多くの子どもは高校受験時に私立と公立を併願する。高校側もそれを分かっているので、私立だからといって、教科書の範囲を超えた難問などを出すことはまれだ。一部の大学附属の難関校を除き、専用の進学塾に行く必要はない。 それより高校受験で早くから意識しておく必要があるのは内申書だ。

これは、中学での全科目の評定を高校に提出するもので、公立高校ならどこの都道府県でも、当日のテストの点数に加え、合否の判定に一定のレベルで勘案する。学校の成績を上げるには、テストの点数以外に、課題物の提出も大事なポイント。塾に行くより、学校の授業と課題をしっかりこなすことがまずは先決だ。

Q4 英語は小学生のうちから特別に勉強したほうがいい?

学習指導要領の改訂で、公立中学校の英語の授業時間数が増えた。また、小学校でも低学年から英語を学ぶように変わりつつある。
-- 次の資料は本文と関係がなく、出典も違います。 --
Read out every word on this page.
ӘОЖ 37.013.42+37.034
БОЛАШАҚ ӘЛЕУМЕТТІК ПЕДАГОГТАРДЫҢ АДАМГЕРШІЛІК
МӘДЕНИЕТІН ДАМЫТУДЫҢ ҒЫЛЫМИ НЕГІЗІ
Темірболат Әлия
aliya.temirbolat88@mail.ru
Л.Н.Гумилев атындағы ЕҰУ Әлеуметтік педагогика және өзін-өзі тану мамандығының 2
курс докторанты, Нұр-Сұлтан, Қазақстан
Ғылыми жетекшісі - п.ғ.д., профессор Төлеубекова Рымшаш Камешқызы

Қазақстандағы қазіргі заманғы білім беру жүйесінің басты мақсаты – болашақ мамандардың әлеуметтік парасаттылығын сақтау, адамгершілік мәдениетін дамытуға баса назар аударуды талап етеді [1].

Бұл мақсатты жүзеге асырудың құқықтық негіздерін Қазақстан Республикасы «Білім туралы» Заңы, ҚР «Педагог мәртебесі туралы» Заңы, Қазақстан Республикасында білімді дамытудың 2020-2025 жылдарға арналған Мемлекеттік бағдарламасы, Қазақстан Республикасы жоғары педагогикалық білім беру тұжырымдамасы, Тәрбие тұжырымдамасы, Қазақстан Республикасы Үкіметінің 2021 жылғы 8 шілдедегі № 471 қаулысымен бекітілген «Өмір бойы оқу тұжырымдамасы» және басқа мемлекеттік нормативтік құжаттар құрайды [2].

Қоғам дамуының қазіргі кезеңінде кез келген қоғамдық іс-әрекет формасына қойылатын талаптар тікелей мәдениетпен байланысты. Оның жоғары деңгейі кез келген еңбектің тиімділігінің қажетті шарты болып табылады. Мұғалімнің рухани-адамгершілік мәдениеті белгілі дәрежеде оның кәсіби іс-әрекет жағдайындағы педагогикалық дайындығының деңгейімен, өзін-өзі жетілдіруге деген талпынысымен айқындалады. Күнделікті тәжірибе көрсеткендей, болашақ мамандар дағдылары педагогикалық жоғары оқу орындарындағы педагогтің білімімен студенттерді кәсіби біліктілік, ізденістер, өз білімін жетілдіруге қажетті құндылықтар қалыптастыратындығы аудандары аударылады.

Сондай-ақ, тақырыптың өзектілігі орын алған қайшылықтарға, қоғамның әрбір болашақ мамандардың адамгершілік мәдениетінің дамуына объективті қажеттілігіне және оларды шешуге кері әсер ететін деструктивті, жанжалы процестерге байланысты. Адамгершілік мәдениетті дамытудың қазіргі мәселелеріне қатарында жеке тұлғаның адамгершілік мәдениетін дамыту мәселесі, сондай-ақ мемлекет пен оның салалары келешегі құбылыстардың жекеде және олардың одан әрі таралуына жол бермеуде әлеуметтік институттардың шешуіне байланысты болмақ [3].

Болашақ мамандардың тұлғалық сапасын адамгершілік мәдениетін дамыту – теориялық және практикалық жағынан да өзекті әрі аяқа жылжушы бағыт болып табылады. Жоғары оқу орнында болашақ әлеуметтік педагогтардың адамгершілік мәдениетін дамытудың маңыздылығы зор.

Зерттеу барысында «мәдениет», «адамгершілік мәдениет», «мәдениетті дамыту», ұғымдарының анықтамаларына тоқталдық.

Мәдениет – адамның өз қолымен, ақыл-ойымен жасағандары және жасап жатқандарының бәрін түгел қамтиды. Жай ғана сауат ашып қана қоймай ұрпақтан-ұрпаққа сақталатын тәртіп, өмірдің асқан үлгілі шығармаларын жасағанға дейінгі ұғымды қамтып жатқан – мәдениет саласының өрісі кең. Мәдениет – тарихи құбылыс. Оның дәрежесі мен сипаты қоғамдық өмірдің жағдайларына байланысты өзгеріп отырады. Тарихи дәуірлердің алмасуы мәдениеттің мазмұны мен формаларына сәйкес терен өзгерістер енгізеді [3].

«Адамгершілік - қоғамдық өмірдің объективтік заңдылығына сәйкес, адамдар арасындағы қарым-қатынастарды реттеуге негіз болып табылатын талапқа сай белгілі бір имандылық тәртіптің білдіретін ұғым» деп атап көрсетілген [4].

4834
公立中学校に進学する際に、最もウイークポイントになりそうなのが、この「英語力」だ。私立では、これを伸ばすために時間数を多く取り、授業にさまざまな工夫をしている。英語を教えるスキルの面で、教員の経験も豊富だ。

公立中進学なら、中学受験準備に時間を取られない分、小学生の時点から英語をしっかり学んでおくのも選択肢の一つだ。小学生でも塾などできちんと学ぶことが、「英語力」向上のポイントになる時代がくるかもしれない。